The inflation It has been within the target range for 11 consecutive months and this decline has been consolidated in recent years due to various factors, among which is the monetary policy applied by the Central Bank of Uruguay (BCU).
The BCU, which recently revised downwards the CPI and predicted that it will remain at the target of between 3% and 6% for the next two years, measured the effect of the changes in the Monetary Policy Rate (TPM) between September 2021 and the same month of 2023, concluding that its impact was to lower annual inflation by 3.6%.
To estimate that figure, the monetary authority proposed three counterfactual exercises in the last Monetary Policy Report (IPoM): one with exogenous variables and observed TPM; another with observed exogenous and constant TPM; and a third with projected variables and observed rate. In all cases, the endogenous variables were free.
The BCU detailed that, if rates had been maintained at 4.7%, as in September 2021, the inflation in the same month of 2023 it would have been 8.3%, against a CPI of 4.7% with the observed MPR.
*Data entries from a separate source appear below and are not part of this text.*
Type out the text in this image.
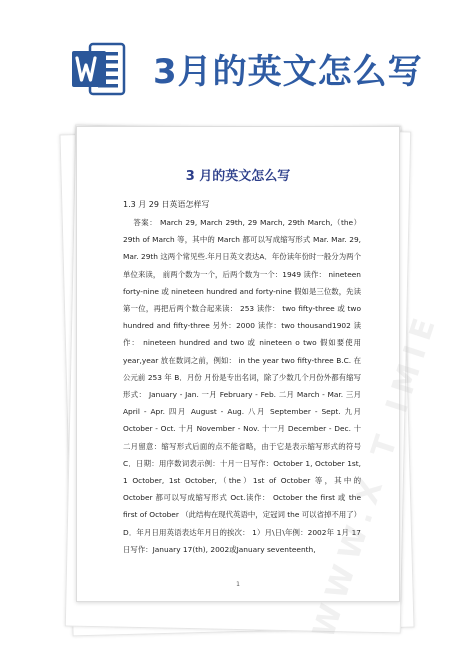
3月的英文怎么写
3 月的英文怎么写
1.3 月 29 日英语怎样写

答案： March 29, March 29th, 29 March, 29th March,（the）29th of March 等，其中的 March 都可以写成缩写形式 Mar. Mar. 29, Mar. 29th 这两个常见些.年月日英文表达A．年份读年份时一般分为两个单位来读， 前两个数为一个，后两个数为一个：1949 读作： nineteen forty-nine 或 nineteen hundred and forty-nine 假如是三位数，先读第一位，再把后两个数合起来读： 253 读作： two fifty-three 或 two hundred and fifty-three 另外：2000 读作：two thousand1902 读作： nineteen hundred and two 或 nineteen o two 假如要使用 year,year 放在数词之前，例如： in the year two fifty-three B.C. 在公元前 253 年 B．月份 月份是专出名词，除了少数几个月份外都有缩写形式： January - Jan. 一月 February - Feb. 二月 March - Mar. 三月 April - Apr. 四月 August - Aug. 八月 September - Sept. 九月 October - Oct. 十月 November - Nov. 十一月 December - Dec. 十二月留意：缩写形式后面的点不能省略，由于它是表示缩写形式的符号 C．日期：用序数词表示例：十月一日写作：October 1, October 1st, 1 October, 1st October,（the）1st of October 等，其中的 October 都可以写成缩写形式 Oct.读作： October the first 或 the first of October （此结构在现代英语中，定冠词 the 可以省掉不用了） D．年月日用英语表达年月日的挨次： 1）月\日\年例：2002年 1月 17 日写作：January 17(th), 2002或January seventeenth,

WWW.X T IMIE
1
In this way, the approximate contribution of the monetary politics to disinflation was 3.6%, while it contributed a 4.6% decrease to Underlying inflation (6% against 10.6%). “This exercise allows us to conclude that contractionary monetary policy would have played a central role in the process of falling inflation,” the Report said.
The influence of the international scenario and the cost of monetary policy
On the other hand, the BCU analyzed the external setting and compared it between the impact of the macro-financial environment faced with that which was projected. What happened in reality generated 2.2% more inflation, which would have been 2.5% with the expected exogenous variables.
Thus, it was highlighted that what happened internationally did not contribute to the decline in the CPI and even the “less benevolent” scenario added inflation.
Finally, the IPoM compared the BCU deficit in the period between September 2021 and 2023, simulating the cost and efficiency of monetary policy. After starting at 0.9% at the beginning, it was reduced to 0.7% in 2022 and 0.6% in 2023, 1 basis point above what was expected on both occasions.
However, these values were below the average recorded between 2006 and 2023, which is 0.8%, which proves that the deficit was at the level of the historical average.